Pour clore cette première partie, Daniel Oster rappelle que le terme « paysage » n’apparaît dans la langue française qu’au milieu du XVIe siècle pour désigner un tableau représentant…un paysage. C’est donc grâce à la peinture de la Renaissance que le français s’est enrichi d’un mot si utilisé de nos jours.

La seconde partie de la soirée nous amène à lever la tête vers ce que nous considérons plus rarement comme un paysage, le ciel.

Martine Tabeaud et Xavier Browaeys ont découvert dans les archives de Météo France des aquarelles d’André des Gachons (1871-1951), peintre de métier et météorologiste bénévole au cours de la première moitié du XXe siècle, particulièrement pendant la Grande Guerre alors qu’il vivait en Champagne à 30 km du front. Il a ainsi combiné deux activités qui nous semblent à priori peu liées. Cet artiste décorateur qui avait travaillé pour le cinéma et le théâtre, s’est appliqué à un travail quotidien pour le service météorologique national : un relevé des températures, pression, humidité et précipitations, accompagné de deux aquarelles montrant l’état du ciel depuis son jardin de La Chaussée-sur-Marne. Chaque jour du conflit, alors qu’il était réformé pour raison de santé, il remplit une fiche qui donne de la couleur au ciel et ses nuages. Or, durant cette période de guerre, nous pouvons croiser son regard via les aquarelles avec les nombreuses photos, les lettres et les carnets des poilus, les comptes rendus des officiers.

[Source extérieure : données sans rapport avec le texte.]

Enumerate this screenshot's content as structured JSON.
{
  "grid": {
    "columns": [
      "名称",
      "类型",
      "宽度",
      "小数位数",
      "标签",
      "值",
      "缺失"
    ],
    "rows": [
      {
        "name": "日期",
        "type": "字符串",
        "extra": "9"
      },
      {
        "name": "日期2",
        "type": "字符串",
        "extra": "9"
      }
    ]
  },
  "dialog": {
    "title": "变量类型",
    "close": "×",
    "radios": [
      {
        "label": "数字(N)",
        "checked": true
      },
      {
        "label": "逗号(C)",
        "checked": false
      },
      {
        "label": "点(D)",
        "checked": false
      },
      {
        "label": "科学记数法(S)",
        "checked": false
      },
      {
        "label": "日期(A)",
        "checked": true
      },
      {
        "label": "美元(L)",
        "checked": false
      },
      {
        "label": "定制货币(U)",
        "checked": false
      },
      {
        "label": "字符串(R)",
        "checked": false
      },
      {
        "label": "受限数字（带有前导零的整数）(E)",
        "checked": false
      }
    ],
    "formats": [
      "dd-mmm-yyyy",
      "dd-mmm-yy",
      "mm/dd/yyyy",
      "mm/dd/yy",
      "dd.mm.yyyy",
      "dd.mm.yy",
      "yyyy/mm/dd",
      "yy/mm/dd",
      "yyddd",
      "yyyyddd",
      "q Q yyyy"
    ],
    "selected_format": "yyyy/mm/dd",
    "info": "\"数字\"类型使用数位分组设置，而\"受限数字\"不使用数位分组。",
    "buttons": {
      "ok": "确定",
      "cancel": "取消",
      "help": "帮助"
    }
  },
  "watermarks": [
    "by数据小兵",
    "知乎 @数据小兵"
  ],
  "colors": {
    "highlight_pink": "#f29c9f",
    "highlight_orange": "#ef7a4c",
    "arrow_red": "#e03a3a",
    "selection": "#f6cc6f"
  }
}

Les auteurs ont adopté une présentation saisonnière de ces regards croisés sur les conditions atmosphériques de trente six journées de la guerre. Chaque type de ciel correspond à un type de temps (ordinaire ou extraordinaire pour la saison) dont la connaissance est précieuse pour savoir s’il va gêner ou favoriser les actions des soldats selon qu’ils sont dans la terre (les poilus), sur la terre (l’infanterie), dans les premiers hectomètres du ciel (les aérostiers) et à quelques kilomètres d’altitude (les aviateurs).

Cirrostratus, 20 février 1916, « au point exact de l’intersection du méridien et du parallèle 10h15 NE ». Wikicommons

Les hivers 1914/1915 et 1915/1916 ont été doux et humides, mais les hivers 1916/1917 et 1917/1918 ont connu des records de froid (jusqu’à – 25°C). Les aquarelles nous montrent alors des villages et des bois écrasés sous un lourd manteau neigeux. C’est le temps de la soupe glacée, des gelures pour les poilus dans les tranchées et pour les artilleurs gênés par la neige soufflée par les canons, ce qui offre une bonne visibilité aux aviateurs ennemis.

Cirrostratus, 20 février 1916, « 19h45 SW ». Wikicommons

Le printemps est l’époque des giboulées, des lumières vives et de la forte mobilité des nuages. Ces changements rapides ne sont pas compris à l’époque (les « fronts », terme qui fait référence à la première guerre mondiale ne seront théorisés que dans les années 1920). Plus que les giboulées, le vent est un problème pour les aviateurs qui ne comprennent pas les phénomènes d’ascendance et de subsidence, et pour les aérostiers entraînés à la dérive par les vents tourbillonnants.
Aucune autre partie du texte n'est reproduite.